No-fault evictions to be banned in ‘New Deal’ for renters
No-fault evictions are to be banned as part of government plans to “end the injustice of unfit homes and help protect renters from the rising cost of living”.
The Fairer Private Rented Sector White Paper is designed to ensure millions of families benefit from living in decent, well-looked-after homes as part of the biggest shake-up of the private rented sector in 30 years.
The White Paper says most tenants enjoy safe and secure rentals, but for the 21% of private renter households who currently live in unfit homes, this ‘New Deal’ will extend the Decent Homes Standard to the private sector.
This means homes must be free from serious health and safety hazards, and landlords must keep homes in a good state of repair, so renters have clean, appropriate and usable facilities.
So-called ‘no fault’ section 21 evictions – that allow landlords to terminate tenancies without giving any reason – will be outlawed. More than a fifth of private renters who moved in 2019 and 2020 did not end their tenancy by choice, including 8% who were asked to leave by their landlord.
Other landlord law changes
These are some of the key points from the White Paper:
- outlawing blanket bans on renting to families with children or those in receipt of benefits
- ending the use of arbitrary rent review clauses, restricting tribunals from hiking up rent and enabling tenants to take their landlord to court to seek repayment of rent if their homes are of unacceptable standard
- making it easier for tenants to have pets in their homes by giving all tenants the right to request a pet in their house, which the landlord must consider and cannot unreasonably refuse
- all tenants to be moved on to a single system of periodic tenancies, meaning they can leave poor quality housing without remaining liable for the rent or move more easily when their circumstances change
- a tenancy will only end if a tenant ends it or a landlord has a valid reason, defined in law
- doubling notice periods for rent increases and giving tenants stronger powers to challenge them if they are unjustified
- giving councils stronger powers to tackle the worst offenders, backed by enforcement pilots, and increasing fines for serious offences.
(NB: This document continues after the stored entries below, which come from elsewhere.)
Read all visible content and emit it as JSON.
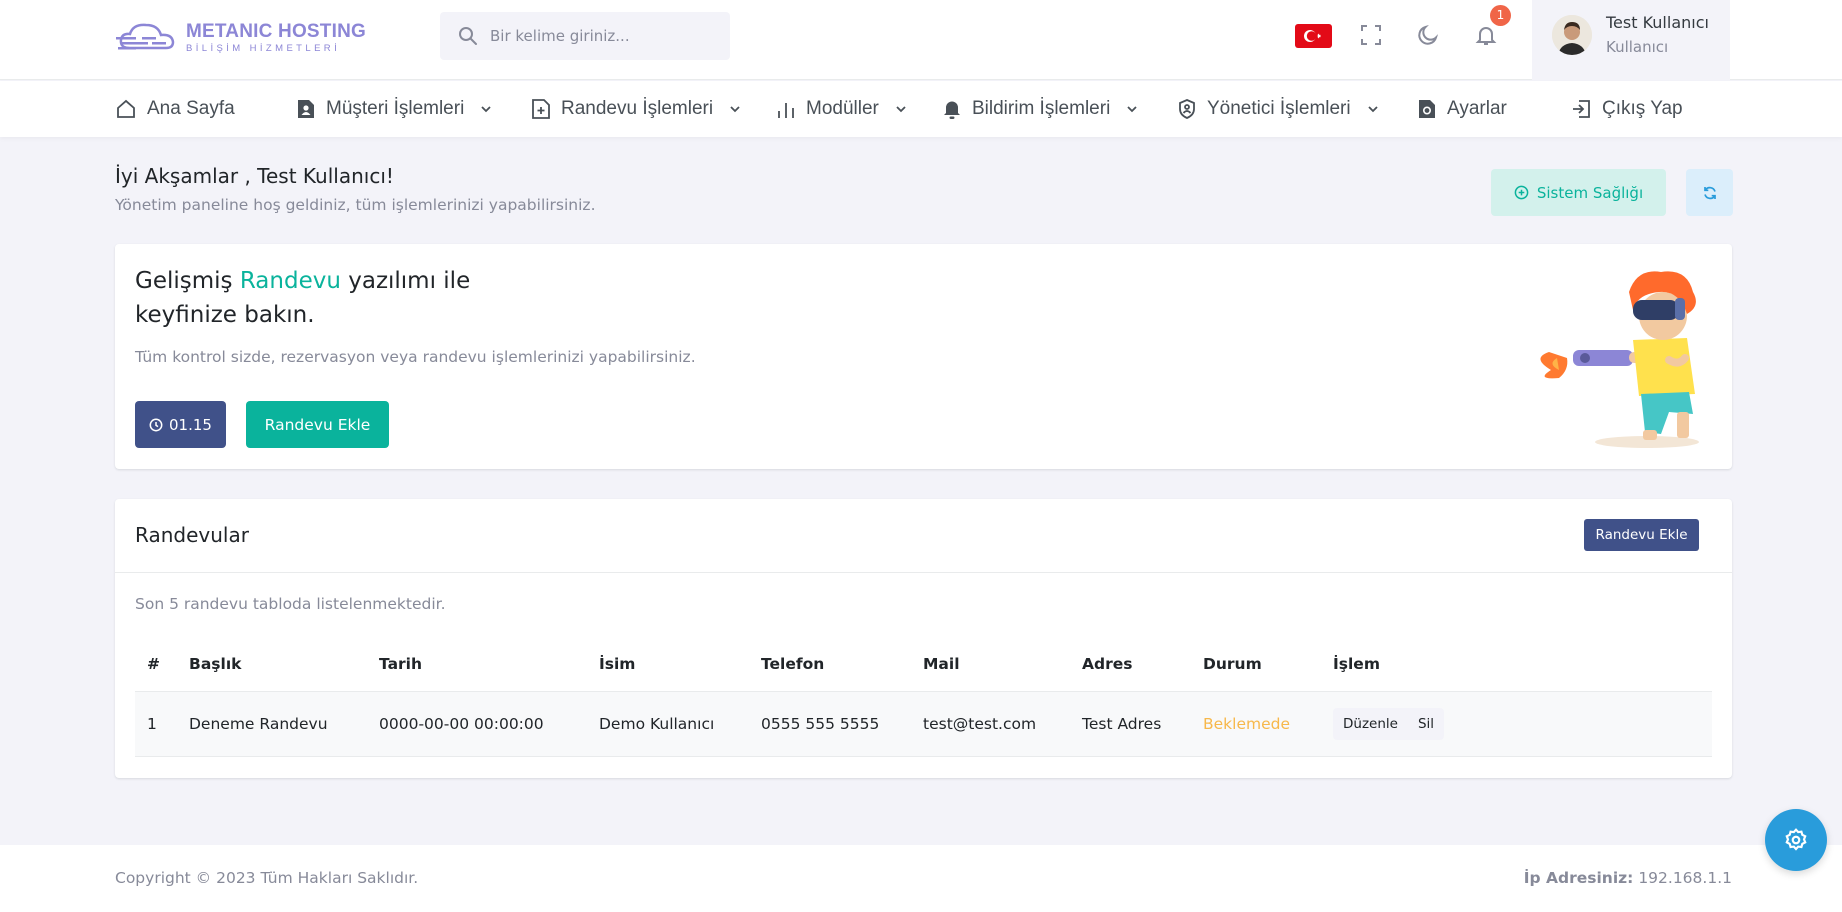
{
  "brand": {
    "name": "METANIC HOSTING",
    "tagline": "BİLİŞİM HİZMETLERİ",
    "color": "#8c86d6"
  },
  "search": {
    "placeholder": "Bir kelime giriniz..."
  },
  "header": {
    "icons": [
      "flag-tr-icon",
      "fullscreen-icon",
      "moon-icon",
      "bell-icon"
    ],
    "notification_count": "1",
    "user_name": "Test Kullanıcı",
    "user_role": "Kullanıcı"
  },
  "nav": {
    "items": [
      {
        "label": "Ana Sayfa",
        "icon": "home-icon",
        "dropdown": false
      },
      {
        "label": "Müşteri İşlemleri",
        "icon": "user-file-icon",
        "dropdown": true
      },
      {
        "label": "Randevu İşlemleri",
        "icon": "file-plus-icon",
        "dropdown": true
      },
      {
        "label": "Modüller",
        "icon": "bar-chart-icon",
        "dropdown": true
      },
      {
        "label": "Bildirim İşlemleri",
        "icon": "bell-icon",
        "dropdown": true
      },
      {
        "label": "Yönetici İşlemleri",
        "icon": "shield-user-icon",
        "dropdown": true
      },
      {
        "label": "Ayarlar",
        "icon": "settings-file-icon",
        "dropdown": false
      },
      {
        "label": "Çıkış Yap",
        "icon": "logout-icon",
        "dropdown": false
      }
    ]
  },
  "greeting": {
    "title": "İyi Akşamlar , Test Kullanıcı!",
    "subtitle": "Yönetim paneline hoş geldiniz, tüm işlemlerinizi yapabilirsiniz.",
    "health_button": "Sistem Sağlığı"
  },
  "hero": {
    "title_before": "Gelişmiş ",
    "title_accent": "Randevu",
    "title_after": " yazılımı ile keyfinize bakın.",
    "description": "Tüm kontrol sizde, rezervasyon veya randevu işlemlerinizi yapabilirsiniz.",
    "time_button": "01.15",
    "add_button": "Randevu Ekle"
  },
  "appointments": {
    "title": "Randevular",
    "add_button": "Randevu Ekle",
    "info": "Son 5 randevu tabloda listelenmektedir.",
    "columns": [
      "#",
      "Başlık",
      "Tarih",
      "İsim",
      "Telefon",
      "Mail",
      "Adres",
      "Durum",
      "İşlem"
    ],
    "rows": [
      {
        "no": "1",
        "title": "Deneme Randevu",
        "date": "0000-00-00 00:00:00",
        "name": "Demo Kullanıcı",
        "phone": "0555 555 5555",
        "mail": "test@test.com",
        "address": "Test Adres",
        "status": "Beklemede",
        "edit": "Düzenle",
        "delete": "Sil"
      }
    ]
  },
  "footer": {
    "copyright": "Copyright © 2023 Tüm Hakları Saklıdır.",
    "ip_label": "İp Adresiniz:",
    "ip_value": "192.168.1.1"
  },
  "colors": {
    "primary": "#405189",
    "success": "#0ab39c",
    "warning": "#f7b84b",
    "info": "#299cdb",
    "danger": "#f06548"
  }
}
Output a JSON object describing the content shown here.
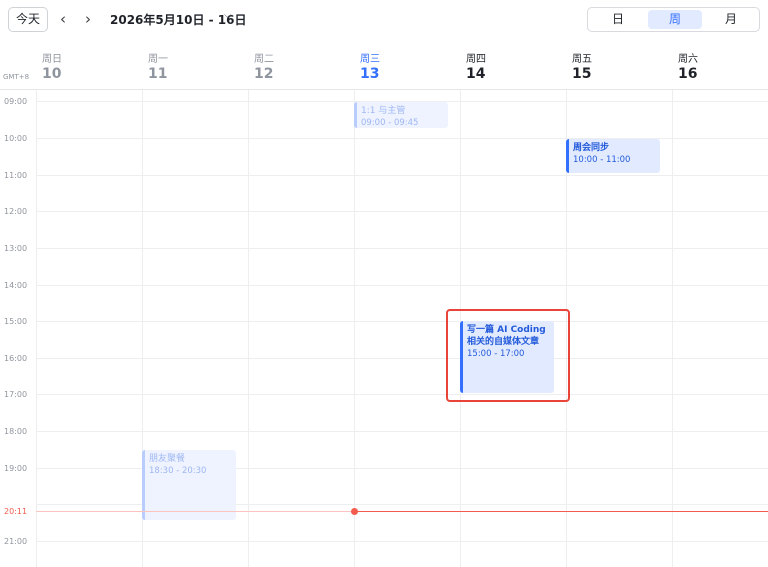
{
  "toolbar": {
    "today_label": "今天",
    "prev_icon": "chevron-left-icon",
    "next_icon": "chevron-right-icon",
    "range_label": "2026年5月10日 - 16日",
    "range_caret": "⌵",
    "views": {
      "day": "日",
      "week": "周",
      "month": "月",
      "selected": "week"
    }
  },
  "header": {
    "timezone": "GMT+8",
    "days": [
      {
        "name": "周日",
        "num": "10"
      },
      {
        "name": "周一",
        "num": "11"
      },
      {
        "name": "周二",
        "num": "12"
      },
      {
        "name": "周三",
        "num": "13"
      },
      {
        "name": "周四",
        "num": "14"
      },
      {
        "name": "周五",
        "num": "15"
      },
      {
        "name": "周六",
        "num": "16"
      }
    ]
  },
  "hours": [
    "09:00",
    "10:00",
    "11:00",
    "12:00",
    "13:00",
    "14:00",
    "15:00",
    "16:00",
    "17:00",
    "18:00",
    "19:00",
    "20:00",
    "21:00"
  ],
  "now": {
    "label": "20:11"
  },
  "events": [
    {
      "title": "1:1 与主管",
      "time": "09:00 - 09:45"
    },
    {
      "title": "周会同步",
      "time": "10:00 - 11:00"
    },
    {
      "title": "写一篇 AI Coding 相关的自媒体文章",
      "time": "15:00 - 17:00"
    },
    {
      "title": "朋友聚餐",
      "time": "18:30 - 20:30"
    }
  ],
  "colors": {
    "accent": "#3370ff",
    "event_bg": "#e1eaff",
    "now_line": "#f25b4e",
    "highlight": "#e8443a"
  }
}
The government insists there will also be improvements for landlords.
There will be a new Private Renters’ Ombudsman, who will enable disputes between private renters and landlords to be settled quickly, at low cost, and without going to court.
It will also be made easier for responsible landlords to gain possession of their properties from anti-social tenants.
Levelling Up and Housing Secretary Michael Gove said: “While the majority of private rented homes are of good quality, offering safe, comfortable accommodation for families, the conditions of more than half a million properties – or 12% of households – pose an imminent risk to tenants’ health and safety, meaning around 1.6 million people are living in dangerously low-quality homes, driving up costs for our health service.”
The measures form part of the Renters Reform Bill as announced in the Queen’s Speech, to be introduced in this parliamentary session.